Ich wollte mich aufrichten, musste jedoch kurz inne halten, weil mich eine neue Welle des Schmerzes überkam. Jede noch so kleine Bewegung reichte aus, um genau das auszulösen.
Irgendwie fühlte es sich noch schlimmer an als im Park. Ich brauchte dringend Hilfe.
Jonathan war schon ausgestiegen und öffnete die Wagentür.
Als mein Füße den Boden berührten, sah ich mich zum ersten Mal um. Alles was erblicken konnte, waren massenweise
Bäume und Gestrüpp. Warum brachte mich Jonathan in einen Wald?
Die Frage beantwortete sich von allein, als ich das Haus vor mir wahrnahm.
„Hier wohnt also dein Freund?“
„Ja. Er mag es etwas abgeschieden.“
Ich legte meinen Arm um Jonathan und wir liefen Richtung Haus und stiegen die drei Treppen, die zur Haustür führten, nach oben.
„Du bist mir einige Erklärungen schuldig!“ sagte ich.
„Nicht jetzt, Mason. Du bekommst deine Antworten schon noch.“
Es war zwecklos, etwas zu erwidern. Ich sollte mich lieber erst einmal behandeln
lassen.
Jonathan ließ mich kurz los, um die Klingel zu betätigen.

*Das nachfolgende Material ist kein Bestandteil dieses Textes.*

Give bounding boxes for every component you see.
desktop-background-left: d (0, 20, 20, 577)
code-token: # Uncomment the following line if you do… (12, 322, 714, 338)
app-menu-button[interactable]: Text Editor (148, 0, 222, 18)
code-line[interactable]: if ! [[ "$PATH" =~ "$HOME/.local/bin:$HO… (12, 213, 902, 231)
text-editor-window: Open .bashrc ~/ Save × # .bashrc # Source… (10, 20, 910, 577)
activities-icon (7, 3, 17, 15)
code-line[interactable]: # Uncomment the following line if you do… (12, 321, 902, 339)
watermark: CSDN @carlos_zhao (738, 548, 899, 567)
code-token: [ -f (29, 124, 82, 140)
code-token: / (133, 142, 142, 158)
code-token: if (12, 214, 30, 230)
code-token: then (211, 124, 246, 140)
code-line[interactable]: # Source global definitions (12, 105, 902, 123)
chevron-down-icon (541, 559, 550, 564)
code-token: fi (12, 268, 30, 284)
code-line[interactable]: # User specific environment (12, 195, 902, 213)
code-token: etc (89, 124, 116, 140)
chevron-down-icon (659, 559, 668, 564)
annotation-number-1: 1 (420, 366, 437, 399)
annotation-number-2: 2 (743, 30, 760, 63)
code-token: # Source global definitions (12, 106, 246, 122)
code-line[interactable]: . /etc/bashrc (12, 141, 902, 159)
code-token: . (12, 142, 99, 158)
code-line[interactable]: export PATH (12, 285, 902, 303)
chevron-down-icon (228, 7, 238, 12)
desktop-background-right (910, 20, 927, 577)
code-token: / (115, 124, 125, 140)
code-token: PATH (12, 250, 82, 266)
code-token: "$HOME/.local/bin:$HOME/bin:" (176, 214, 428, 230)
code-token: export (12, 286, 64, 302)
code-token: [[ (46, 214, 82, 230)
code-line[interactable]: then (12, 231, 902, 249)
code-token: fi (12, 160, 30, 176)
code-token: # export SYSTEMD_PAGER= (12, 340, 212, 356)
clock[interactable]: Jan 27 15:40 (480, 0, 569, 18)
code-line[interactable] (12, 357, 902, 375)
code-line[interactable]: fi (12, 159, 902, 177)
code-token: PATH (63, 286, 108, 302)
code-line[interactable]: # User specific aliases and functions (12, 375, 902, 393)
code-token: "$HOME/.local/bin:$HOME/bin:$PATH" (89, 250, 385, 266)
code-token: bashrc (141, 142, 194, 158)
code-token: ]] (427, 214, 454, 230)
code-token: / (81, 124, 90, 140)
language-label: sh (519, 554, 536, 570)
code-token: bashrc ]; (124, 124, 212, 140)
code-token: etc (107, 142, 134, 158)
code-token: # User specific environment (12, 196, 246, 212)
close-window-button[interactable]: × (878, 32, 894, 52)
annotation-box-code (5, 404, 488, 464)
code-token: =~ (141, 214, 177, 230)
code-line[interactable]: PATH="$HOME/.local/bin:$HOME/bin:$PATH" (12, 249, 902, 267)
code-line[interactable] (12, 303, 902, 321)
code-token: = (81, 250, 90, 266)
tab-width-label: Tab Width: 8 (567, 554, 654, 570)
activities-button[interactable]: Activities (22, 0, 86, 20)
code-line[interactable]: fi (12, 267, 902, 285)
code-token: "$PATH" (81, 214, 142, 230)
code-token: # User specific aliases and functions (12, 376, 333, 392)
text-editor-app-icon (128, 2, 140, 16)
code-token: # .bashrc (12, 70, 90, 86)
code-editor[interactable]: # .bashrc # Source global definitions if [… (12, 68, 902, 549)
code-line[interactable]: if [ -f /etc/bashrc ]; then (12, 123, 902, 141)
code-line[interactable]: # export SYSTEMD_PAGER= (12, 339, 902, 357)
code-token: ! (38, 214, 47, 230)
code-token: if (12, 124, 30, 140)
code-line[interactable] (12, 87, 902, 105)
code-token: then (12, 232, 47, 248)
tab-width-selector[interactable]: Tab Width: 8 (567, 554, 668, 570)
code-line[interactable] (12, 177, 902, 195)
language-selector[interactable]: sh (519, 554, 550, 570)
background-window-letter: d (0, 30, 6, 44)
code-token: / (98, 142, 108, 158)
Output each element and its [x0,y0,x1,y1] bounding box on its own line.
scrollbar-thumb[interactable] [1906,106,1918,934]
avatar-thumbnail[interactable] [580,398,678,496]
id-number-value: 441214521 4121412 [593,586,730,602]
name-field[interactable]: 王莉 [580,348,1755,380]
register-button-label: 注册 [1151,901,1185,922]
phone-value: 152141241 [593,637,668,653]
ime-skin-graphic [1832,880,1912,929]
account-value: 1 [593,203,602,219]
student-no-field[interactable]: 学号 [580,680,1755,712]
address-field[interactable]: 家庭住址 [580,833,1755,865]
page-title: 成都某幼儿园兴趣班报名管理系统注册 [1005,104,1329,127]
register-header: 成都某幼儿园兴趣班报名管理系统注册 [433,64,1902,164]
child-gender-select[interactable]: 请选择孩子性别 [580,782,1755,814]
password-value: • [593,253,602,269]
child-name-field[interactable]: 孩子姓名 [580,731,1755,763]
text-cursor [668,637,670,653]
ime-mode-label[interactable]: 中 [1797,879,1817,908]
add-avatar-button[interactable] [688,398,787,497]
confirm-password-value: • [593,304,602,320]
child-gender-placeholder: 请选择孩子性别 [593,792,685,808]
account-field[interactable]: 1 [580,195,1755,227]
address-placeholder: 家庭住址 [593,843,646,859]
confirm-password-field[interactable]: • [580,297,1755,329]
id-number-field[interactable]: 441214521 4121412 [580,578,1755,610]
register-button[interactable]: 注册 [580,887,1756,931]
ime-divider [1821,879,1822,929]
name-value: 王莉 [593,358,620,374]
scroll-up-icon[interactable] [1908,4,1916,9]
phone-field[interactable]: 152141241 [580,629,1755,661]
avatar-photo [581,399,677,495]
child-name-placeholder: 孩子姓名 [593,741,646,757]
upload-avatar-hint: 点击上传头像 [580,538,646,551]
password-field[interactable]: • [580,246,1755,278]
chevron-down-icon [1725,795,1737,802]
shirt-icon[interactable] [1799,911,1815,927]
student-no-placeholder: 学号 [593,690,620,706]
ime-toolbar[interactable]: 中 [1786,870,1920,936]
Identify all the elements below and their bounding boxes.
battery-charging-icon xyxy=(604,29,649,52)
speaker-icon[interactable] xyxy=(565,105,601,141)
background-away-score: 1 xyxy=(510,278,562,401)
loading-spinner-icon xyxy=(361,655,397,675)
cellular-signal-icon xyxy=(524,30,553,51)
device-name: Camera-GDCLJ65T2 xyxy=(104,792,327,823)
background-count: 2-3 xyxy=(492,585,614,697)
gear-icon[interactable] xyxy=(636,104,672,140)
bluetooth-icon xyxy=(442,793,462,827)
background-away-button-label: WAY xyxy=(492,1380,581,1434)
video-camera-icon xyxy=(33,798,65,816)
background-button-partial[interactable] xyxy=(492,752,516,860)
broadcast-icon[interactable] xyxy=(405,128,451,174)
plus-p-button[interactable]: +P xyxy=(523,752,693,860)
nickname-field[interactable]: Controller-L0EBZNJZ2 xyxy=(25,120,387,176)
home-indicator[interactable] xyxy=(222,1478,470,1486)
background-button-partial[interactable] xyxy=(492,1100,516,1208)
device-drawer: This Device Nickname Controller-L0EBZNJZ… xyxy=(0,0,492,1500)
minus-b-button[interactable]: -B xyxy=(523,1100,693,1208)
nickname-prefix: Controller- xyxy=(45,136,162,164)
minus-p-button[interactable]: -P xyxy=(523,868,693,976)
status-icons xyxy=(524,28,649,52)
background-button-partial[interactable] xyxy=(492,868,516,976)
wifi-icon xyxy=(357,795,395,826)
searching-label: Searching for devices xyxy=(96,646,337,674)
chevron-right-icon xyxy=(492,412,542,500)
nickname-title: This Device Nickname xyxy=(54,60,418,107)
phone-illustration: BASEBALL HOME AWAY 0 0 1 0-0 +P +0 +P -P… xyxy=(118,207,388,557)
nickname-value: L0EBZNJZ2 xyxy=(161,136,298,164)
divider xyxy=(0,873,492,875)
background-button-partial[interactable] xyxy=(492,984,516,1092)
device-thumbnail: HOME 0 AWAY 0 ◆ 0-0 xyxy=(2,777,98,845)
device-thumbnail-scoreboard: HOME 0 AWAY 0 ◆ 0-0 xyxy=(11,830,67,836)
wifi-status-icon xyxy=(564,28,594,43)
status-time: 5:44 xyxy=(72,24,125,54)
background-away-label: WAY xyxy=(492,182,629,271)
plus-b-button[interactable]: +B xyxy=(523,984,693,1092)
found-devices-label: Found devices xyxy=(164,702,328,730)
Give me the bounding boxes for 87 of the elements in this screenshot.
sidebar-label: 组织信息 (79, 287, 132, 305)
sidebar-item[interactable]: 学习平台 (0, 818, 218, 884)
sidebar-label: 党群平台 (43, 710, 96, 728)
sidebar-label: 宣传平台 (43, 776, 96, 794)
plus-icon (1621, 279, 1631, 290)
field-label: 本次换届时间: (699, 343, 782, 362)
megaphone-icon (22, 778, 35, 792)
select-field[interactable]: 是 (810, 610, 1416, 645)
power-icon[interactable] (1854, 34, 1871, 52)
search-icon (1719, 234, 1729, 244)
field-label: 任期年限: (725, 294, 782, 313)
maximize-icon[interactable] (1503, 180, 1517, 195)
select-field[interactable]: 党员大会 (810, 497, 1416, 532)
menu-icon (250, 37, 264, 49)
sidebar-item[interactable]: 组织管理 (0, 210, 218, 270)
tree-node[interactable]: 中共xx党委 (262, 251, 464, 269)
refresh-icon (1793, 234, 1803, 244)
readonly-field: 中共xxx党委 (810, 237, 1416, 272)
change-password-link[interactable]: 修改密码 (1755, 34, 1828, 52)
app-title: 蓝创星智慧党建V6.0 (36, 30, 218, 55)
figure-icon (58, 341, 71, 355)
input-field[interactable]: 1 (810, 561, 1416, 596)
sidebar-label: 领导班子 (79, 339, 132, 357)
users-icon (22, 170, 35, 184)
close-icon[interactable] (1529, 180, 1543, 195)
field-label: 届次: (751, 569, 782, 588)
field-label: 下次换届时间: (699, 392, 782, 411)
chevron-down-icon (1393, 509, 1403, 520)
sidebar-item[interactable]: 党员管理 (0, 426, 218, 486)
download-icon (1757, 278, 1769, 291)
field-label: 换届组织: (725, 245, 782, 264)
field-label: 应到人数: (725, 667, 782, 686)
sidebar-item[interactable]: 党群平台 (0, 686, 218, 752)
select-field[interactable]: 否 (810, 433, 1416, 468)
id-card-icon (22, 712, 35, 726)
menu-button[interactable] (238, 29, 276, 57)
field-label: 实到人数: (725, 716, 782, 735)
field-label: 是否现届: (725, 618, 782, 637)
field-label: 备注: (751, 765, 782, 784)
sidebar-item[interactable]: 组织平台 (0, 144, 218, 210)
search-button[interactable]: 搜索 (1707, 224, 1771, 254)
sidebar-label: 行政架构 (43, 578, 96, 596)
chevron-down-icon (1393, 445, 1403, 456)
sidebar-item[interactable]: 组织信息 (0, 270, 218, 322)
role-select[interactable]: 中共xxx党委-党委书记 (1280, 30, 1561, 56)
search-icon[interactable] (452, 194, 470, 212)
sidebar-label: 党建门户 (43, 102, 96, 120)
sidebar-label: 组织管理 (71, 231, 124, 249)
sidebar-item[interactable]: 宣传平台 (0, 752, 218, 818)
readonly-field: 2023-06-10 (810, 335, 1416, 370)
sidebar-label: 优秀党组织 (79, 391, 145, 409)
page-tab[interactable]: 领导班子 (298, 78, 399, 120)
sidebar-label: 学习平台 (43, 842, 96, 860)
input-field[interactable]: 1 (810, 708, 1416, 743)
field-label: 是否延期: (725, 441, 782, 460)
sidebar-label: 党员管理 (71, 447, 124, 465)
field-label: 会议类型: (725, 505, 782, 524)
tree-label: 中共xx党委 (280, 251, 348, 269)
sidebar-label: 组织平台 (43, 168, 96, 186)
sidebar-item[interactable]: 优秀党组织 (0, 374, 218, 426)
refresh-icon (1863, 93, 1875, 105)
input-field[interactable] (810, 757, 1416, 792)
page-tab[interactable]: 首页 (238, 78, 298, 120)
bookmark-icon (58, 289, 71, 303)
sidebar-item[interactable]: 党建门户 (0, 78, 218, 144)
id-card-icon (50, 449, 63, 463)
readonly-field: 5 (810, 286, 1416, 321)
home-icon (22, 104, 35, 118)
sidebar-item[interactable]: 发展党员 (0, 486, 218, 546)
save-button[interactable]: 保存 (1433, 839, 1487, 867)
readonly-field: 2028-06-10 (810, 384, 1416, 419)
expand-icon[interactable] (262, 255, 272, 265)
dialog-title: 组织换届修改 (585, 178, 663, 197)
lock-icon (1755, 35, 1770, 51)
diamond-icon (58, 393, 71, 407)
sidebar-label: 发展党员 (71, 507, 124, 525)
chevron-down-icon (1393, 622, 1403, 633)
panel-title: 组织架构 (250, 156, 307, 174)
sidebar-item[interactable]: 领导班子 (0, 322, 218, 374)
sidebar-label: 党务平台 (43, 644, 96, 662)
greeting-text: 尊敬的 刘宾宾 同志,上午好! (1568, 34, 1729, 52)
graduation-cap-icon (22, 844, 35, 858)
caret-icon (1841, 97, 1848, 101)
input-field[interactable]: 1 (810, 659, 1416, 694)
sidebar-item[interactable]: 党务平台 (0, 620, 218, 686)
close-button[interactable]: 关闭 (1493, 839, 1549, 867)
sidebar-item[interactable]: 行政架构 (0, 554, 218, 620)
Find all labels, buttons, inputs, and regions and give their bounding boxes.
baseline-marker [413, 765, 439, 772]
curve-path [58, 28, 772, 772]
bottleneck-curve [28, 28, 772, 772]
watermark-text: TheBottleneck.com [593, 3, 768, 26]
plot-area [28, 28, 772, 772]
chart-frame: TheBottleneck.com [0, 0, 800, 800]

Wenige Sekunden später öffnete sich die Tür und beim Anblick des Menschen, der jetzt vor mir stand, wäre ich beinahe nach hinten umgekippt.
Panik und Angst suchten mich gleichzeitig heim.
„Sie sehen etwas blass aus...“ war alles, was ich noch hörte, dann brach ich zusammen.